26 April 2005

Counting Crows

Today I pondered a curious deep empathy with a fragile friend far away. I thought of that soul struggling with a profound sadness, yearning to be valued and wanted. I sat on my lunchtime park bench counting crows. One for sorrow, two for joy, three for a girl, etc... They can be called magpies.

Sometimes a connection stops you in your tracks. Eleven years ago I would have thought, "I need to get me a little oblivion" but these days I accept my emotions. Black and white feathers strut about me inspecting the ground for scraps. They come singly and in pairs causing me to smile and re-start the familiar rhyme. I lean back and turn up the volume on my mp3 player. The man sings, "Omaha. Somewhere in middle America."
 
The crows come and go, flapping and squabbling. I turn the music louder and suddenly think of crying. The park is tiny and invariably empty but I resist the feeling. Then the man sings "Yeah we stare at the beautiful women. She's perfect for you. Man, there's got to be somebody for me" and I feel a huge lump in my throat. Eyes unblinking, I sink into the music.

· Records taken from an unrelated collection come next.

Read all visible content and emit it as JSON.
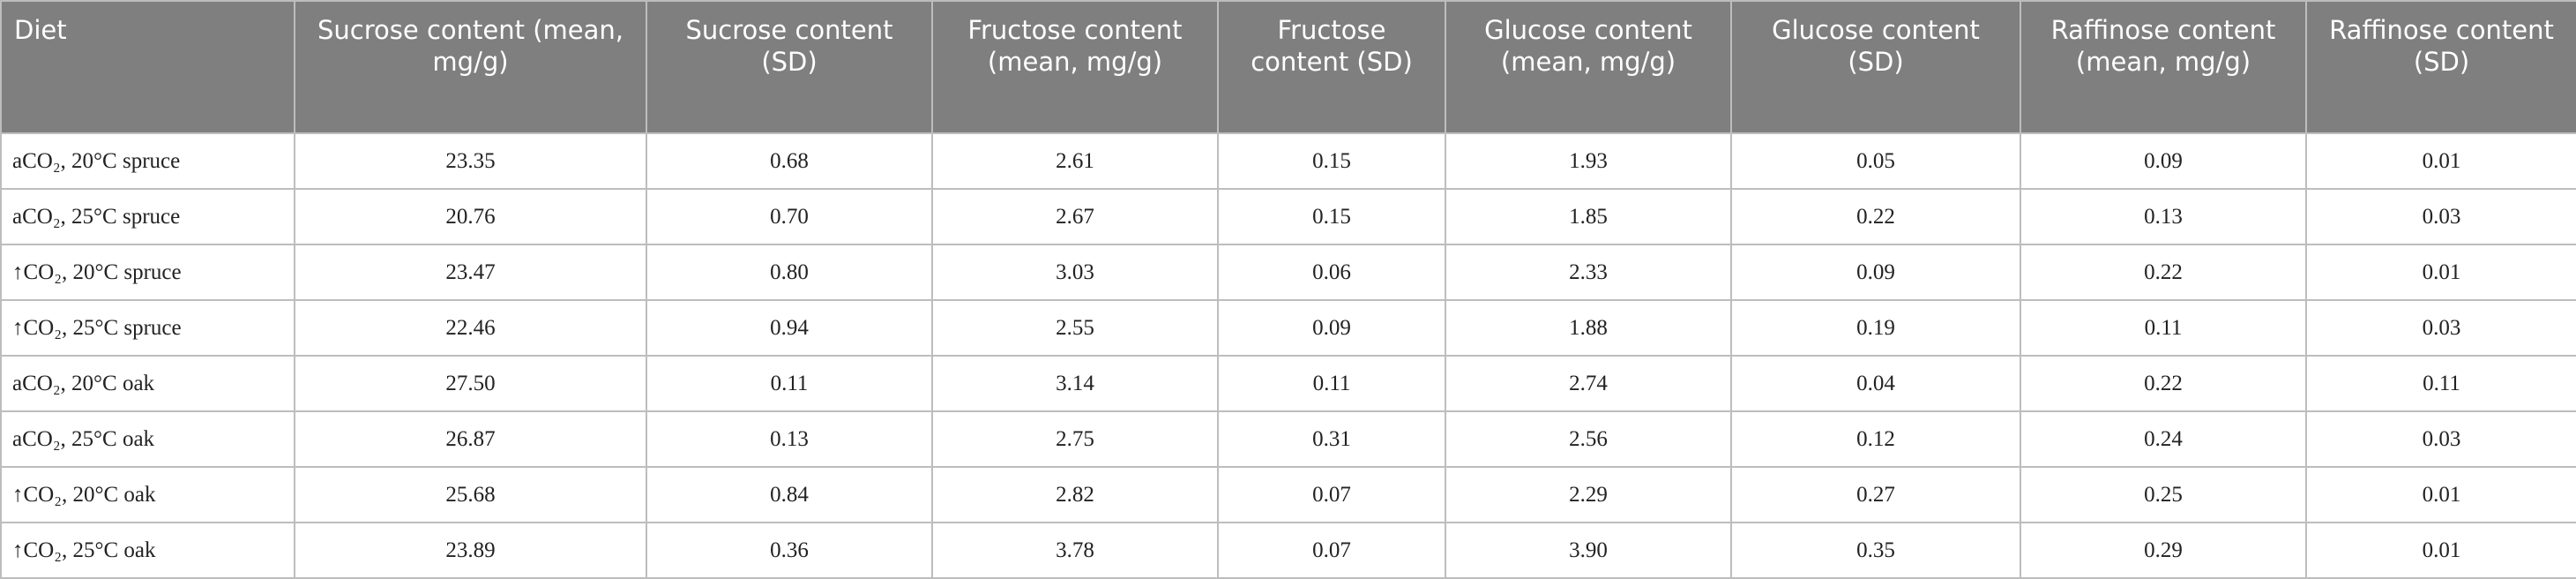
{
  "table": {
    "header": [
      "Diet",
      "Sucrose content (mean, mg/g)",
      "Sucrose content (SD)",
      "Fructose content (mean, mg/g)",
      "Fructose content (SD)",
      "Glucose content (mean, mg/g)",
      "Glucose content (SD)",
      "Raffinose content (mean, mg/g)",
      "Raffinose content (SD)"
    ],
    "rows": [
      [
        "aCO₂, 20°C spruce",
        "23.35",
        "0.68",
        "2.61",
        "0.15",
        "1.93",
        "0.05",
        "0.09",
        "0.01"
      ],
      [
        "aCO₂, 25°C spruce",
        "20.76",
        "0.70",
        "2.67",
        "0.15",
        "1.85",
        "0.22",
        "0.13",
        "0.03"
      ],
      [
        "↑CO₂, 20°C spruce",
        "23.47",
        "0.80",
        "3.03",
        "0.06",
        "2.33",
        "0.09",
        "0.22",
        "0.01"
      ],
      [
        "↑CO₂, 25°C spruce",
        "22.46",
        "0.94",
        "2.55",
        "0.09",
        "1.88",
        "0.19",
        "0.11",
        "0.03"
      ],
      [
        "aCO₂, 20°C oak",
        "27.50",
        "0.11",
        "3.14",
        "0.11",
        "2.74",
        "0.04",
        "0.22",
        "0.11"
      ],
      [
        "aCO₂, 25°C oak",
        "26.87",
        "0.13",
        "2.75",
        "0.31",
        "2.56",
        "0.12",
        "0.24",
        "0.03"
      ],
      [
        "↑CO₂, 20°C oak",
        "25.68",
        "0.84",
        "2.82",
        "0.07",
        "2.29",
        "0.27",
        "0.25",
        "0.01"
      ],
      [
        "↑CO₂, 25°C oak",
        "23.89",
        "0.36",
        "3.78",
        "0.07",
        "3.90",
        "0.35",
        "0.29",
        "0.01"
      ]
    ]
  }
}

I stare out over my usual stretch of water which shimmers like silver today.
"And I'll walk on water every chance I get." Why the fuck am I relating to these songs so powerfully? I lock my emotions away don't I? Well I am certainly 'all or nothing' I won't sit on the fence. As a soft rain starts to fall the man sings "I am anywhere but in between."
Now I don't think I can go back to work this afternoon.

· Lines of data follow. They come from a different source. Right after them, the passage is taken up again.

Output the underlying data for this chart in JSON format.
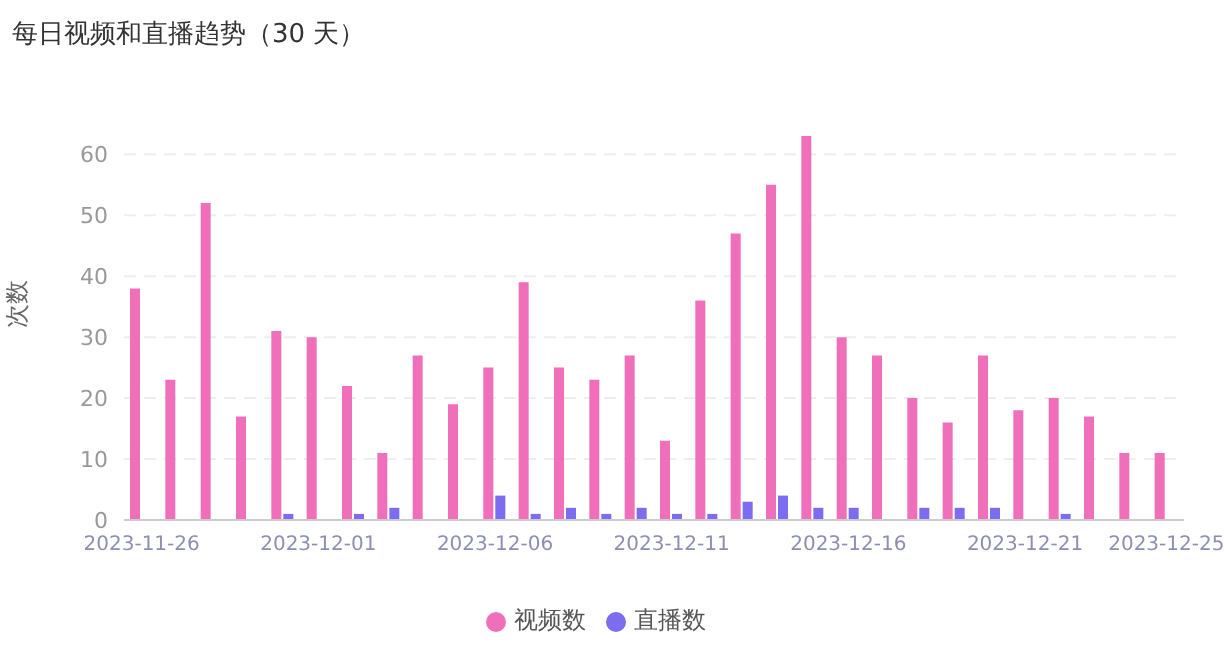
{
  "chart_data": {
    "type": "bar",
    "title": "每日视频和直播趋势（30 天）",
    "ylabel": "次数",
    "ylim": [
      0,
      63
    ],
    "categories": [
      "2023-11-26",
      null,
      null,
      null,
      null,
      "2023-12-01",
      null,
      null,
      null,
      null,
      "2023-12-06",
      null,
      null,
      null,
      null,
      "2023-12-11",
      null,
      null,
      null,
      null,
      "2023-12-16",
      null,
      null,
      null,
      null,
      "2023-12-21",
      null,
      null,
      null,
      "2023-12-25"
    ],
    "series": [
      {
        "name": "视频数",
        "color": "#f06fba",
        "values": [
          38,
          23,
          52,
          17,
          31,
          30,
          22,
          11,
          27,
          19,
          25,
          39,
          25,
          23,
          27,
          13,
          36,
          47,
          55,
          63,
          30,
          27,
          20,
          16,
          27,
          18,
          20,
          17,
          11,
          11
        ]
      },
      {
        "name": "直播数",
        "color": "#7b6cf0",
        "values": [
          0,
          0,
          0,
          0,
          1,
          0,
          1,
          2,
          0,
          0,
          4,
          1,
          2,
          1,
          2,
          1,
          1,
          3,
          4,
          2,
          2,
          0,
          2,
          2,
          2,
          0,
          1,
          0,
          0,
          0
        ]
      }
    ],
    "yticks": [
      0,
      10,
      20,
      30,
      40,
      50,
      60
    ],
    "grid": "y",
    "legend": "bottom"
  }
}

I glance at my watch and see 1.50pm, the rain gets heavier. Funny how you get used to the volume of music. I nudge it higher and am reminded that it's raining in Baltimore
"I need a phone call, I need a raincoat."
My friend is clear in my mind and I think they are listening to good music too. I get up and walk.

"I'd like to hear a little guitar,
I think it's time to put the top down."